D : A très vite Ami paysan !

 

(Nous sommes en mai, la rencontre a lieu après les élections municipales)

 

D : Le courant républicain a gagné les élections municipales dans les grandes villes mais aussi les petites villes ; à Châteauroux le Journal Officiel annonce la défaite de Balsan, le député !

 

P : Je viens d’avoir, d’un ami sûr, les résultats des élections municipales : je comprends votre réaction mais il faut connaître la réalité. Dans ma campagne, le vote républicain est certain comme à Issoudun et dans de nombreuses communes les conseillers ouverts et d’esprit républicains sont passés. Je suis moi-même réélu mais Balsan n’est pas battu ; par contre Paturaud-Francoeur repasse avec ses amis républicains : ça c’est bien. Dans nos campagnes, il y a toujours eu un consensus communautaire qui protège les intérêts communs de nos villes et villages : c’est ce qui se passe et l’idée républicaine se développe même chez certains conservateurs. Et puis on voit dans nos conseils de nouvelles têtes : des travailleurs manuels et des paysans ont pris de la place. Dans mon village il y en a plusieurs et mon ami Charles, cultivateur, est devenu maire. Oh, ils sont pas tous vraiment républicains mais ils subissent des influences.

 

D : Alors qu’attendez-vous pour vous soulever ?

 

P : A nouveau vous prenez vos rêves pour des réalités. Votre Journal Officiel a tort de donner de fausses nouvelles. Nos conseils sont sensibilisés mais restent attentistes. Je vous l’ai dit, ils ne sont pas contre Paris. On me dit qu’en plusieurs endroits on recherche la conciliation mais Thiers ne veut pas en entendre parler. Même qu’il a interdit un congrès des maires à Bordeaux.

 

D : J’apprécie ce que vous m’apprenez mais le temps presse, la fin de la Commune se rapproche, nous nous sommes trompés en pensant triompher seuls reprenant à l’identique nos comportements d’avant.

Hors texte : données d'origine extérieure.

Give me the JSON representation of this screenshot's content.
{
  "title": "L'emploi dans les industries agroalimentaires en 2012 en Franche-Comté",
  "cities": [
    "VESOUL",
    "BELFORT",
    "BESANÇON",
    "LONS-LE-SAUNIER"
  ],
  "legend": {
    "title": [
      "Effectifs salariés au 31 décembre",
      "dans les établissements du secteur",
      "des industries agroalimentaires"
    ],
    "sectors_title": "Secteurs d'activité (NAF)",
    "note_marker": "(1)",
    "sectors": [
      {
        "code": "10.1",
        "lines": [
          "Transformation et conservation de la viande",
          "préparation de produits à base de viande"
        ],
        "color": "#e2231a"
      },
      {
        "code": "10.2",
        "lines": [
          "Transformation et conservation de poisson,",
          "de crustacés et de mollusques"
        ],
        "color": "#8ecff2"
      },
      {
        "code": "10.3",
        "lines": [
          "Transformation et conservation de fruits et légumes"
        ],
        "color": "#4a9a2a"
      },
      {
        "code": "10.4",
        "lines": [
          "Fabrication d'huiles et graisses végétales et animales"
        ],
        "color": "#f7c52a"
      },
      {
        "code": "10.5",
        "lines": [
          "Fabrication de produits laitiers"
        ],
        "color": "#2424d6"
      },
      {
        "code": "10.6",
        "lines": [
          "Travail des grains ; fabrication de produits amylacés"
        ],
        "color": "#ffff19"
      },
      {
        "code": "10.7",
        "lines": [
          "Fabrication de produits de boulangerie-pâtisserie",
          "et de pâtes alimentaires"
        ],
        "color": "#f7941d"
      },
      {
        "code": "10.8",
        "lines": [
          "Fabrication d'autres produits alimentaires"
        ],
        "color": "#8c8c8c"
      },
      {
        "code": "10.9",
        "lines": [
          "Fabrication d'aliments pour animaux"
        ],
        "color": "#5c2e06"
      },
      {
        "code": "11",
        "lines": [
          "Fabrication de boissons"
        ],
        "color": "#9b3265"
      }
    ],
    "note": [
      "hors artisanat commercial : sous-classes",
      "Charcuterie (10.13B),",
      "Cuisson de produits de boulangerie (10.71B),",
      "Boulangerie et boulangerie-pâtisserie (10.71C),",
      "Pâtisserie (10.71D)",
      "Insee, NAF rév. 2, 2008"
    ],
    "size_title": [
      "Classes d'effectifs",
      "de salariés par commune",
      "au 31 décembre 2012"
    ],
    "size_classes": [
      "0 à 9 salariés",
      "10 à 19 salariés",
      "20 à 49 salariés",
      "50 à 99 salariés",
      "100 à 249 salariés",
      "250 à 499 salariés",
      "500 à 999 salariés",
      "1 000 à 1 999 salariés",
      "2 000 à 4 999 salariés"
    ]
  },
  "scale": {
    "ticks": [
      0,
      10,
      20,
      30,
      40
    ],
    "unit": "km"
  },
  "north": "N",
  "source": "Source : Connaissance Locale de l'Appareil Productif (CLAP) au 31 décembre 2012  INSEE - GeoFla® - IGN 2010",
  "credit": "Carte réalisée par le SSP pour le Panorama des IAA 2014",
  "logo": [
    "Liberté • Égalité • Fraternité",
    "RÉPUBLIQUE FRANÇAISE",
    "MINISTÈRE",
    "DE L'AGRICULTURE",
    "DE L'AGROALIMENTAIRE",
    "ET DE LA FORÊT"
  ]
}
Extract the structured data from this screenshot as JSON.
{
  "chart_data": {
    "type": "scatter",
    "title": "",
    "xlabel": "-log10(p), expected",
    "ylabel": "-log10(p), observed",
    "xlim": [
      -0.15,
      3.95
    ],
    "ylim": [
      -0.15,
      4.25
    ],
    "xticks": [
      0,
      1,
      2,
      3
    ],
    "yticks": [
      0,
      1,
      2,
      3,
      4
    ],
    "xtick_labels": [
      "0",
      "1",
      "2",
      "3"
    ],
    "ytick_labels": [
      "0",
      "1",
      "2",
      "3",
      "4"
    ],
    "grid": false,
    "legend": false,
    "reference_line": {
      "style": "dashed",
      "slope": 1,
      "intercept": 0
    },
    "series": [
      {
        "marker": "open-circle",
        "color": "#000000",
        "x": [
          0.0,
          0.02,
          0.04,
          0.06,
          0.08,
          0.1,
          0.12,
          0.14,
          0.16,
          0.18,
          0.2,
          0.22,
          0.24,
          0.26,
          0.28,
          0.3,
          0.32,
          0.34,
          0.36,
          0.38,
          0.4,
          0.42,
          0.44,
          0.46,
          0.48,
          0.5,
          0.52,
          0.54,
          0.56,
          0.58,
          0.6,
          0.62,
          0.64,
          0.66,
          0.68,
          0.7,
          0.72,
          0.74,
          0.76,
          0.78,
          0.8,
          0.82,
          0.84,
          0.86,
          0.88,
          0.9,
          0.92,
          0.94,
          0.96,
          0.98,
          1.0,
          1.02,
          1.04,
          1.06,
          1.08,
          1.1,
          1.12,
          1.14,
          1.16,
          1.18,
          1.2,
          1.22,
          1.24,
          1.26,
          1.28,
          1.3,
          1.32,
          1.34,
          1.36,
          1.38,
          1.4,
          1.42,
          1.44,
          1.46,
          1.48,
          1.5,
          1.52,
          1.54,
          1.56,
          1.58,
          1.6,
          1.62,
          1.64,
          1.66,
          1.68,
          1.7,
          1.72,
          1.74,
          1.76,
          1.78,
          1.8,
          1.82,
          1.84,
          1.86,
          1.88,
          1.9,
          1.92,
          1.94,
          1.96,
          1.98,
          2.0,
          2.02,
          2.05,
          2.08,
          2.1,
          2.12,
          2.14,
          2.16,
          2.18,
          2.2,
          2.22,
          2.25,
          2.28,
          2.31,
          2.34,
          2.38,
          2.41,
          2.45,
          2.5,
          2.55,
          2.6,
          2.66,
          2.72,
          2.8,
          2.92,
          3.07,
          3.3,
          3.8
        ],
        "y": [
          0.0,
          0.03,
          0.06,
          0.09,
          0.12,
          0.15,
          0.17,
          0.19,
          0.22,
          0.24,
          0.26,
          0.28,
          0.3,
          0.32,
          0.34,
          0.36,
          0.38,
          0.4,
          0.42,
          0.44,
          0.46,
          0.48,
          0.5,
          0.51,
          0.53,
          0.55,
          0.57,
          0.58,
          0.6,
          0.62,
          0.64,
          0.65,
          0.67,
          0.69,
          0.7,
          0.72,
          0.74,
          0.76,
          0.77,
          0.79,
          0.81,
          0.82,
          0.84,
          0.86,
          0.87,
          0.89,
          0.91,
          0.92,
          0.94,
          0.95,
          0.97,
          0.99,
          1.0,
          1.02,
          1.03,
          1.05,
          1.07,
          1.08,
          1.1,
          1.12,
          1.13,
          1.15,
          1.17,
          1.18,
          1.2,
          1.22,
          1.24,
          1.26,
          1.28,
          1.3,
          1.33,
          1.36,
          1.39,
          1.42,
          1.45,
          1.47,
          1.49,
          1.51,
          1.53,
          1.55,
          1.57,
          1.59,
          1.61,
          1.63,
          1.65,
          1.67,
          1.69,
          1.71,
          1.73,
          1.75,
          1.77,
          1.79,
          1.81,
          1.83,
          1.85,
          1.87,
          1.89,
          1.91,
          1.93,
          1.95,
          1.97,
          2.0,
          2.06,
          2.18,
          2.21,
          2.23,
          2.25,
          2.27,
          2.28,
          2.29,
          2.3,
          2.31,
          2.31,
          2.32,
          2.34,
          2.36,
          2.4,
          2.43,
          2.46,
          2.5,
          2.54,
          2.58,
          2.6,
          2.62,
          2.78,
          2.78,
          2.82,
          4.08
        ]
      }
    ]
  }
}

P : Et nous, nous n’avons pas bien su ouvrir les esprits dans les campagnes mais nous étions bien mal soutenus.

 

D : Oui, pour faire Révolution, il faut l’appui de tout le monde.

 

P : Je suis sûr que les paysans se retrouveront un jour dans une révolution au côté des ouvriers.

 

D : Adieu ami paysan, tu m’as appris beaucoup, mais mon temps est passé, j’ai semé comme j’ai pu, je peux m’en aller.

 

P : Bien l’aurevoir monsieur de la Commune. Ton sincère enthousiasme révolutionnaire m’a touché. Je rejoins ma campagne pour l’aider à s’éveiller complètement. »

 

Charles Deslecluze, détruit moralement par la chute de la Commune, frappé de vieillesse et de désespoir, ira canne à la main le 25 mai de la Semaine Sanglante, se faire tuer en montant sur la barricade du Château d’eau.

 

Notre ami paysan retournera dans son village et transmettra à sa descendance ses souvenirs, trop âgé pour voir, 46 ans après la Commune, une révolution alliant paysans et ouvriers aboutir.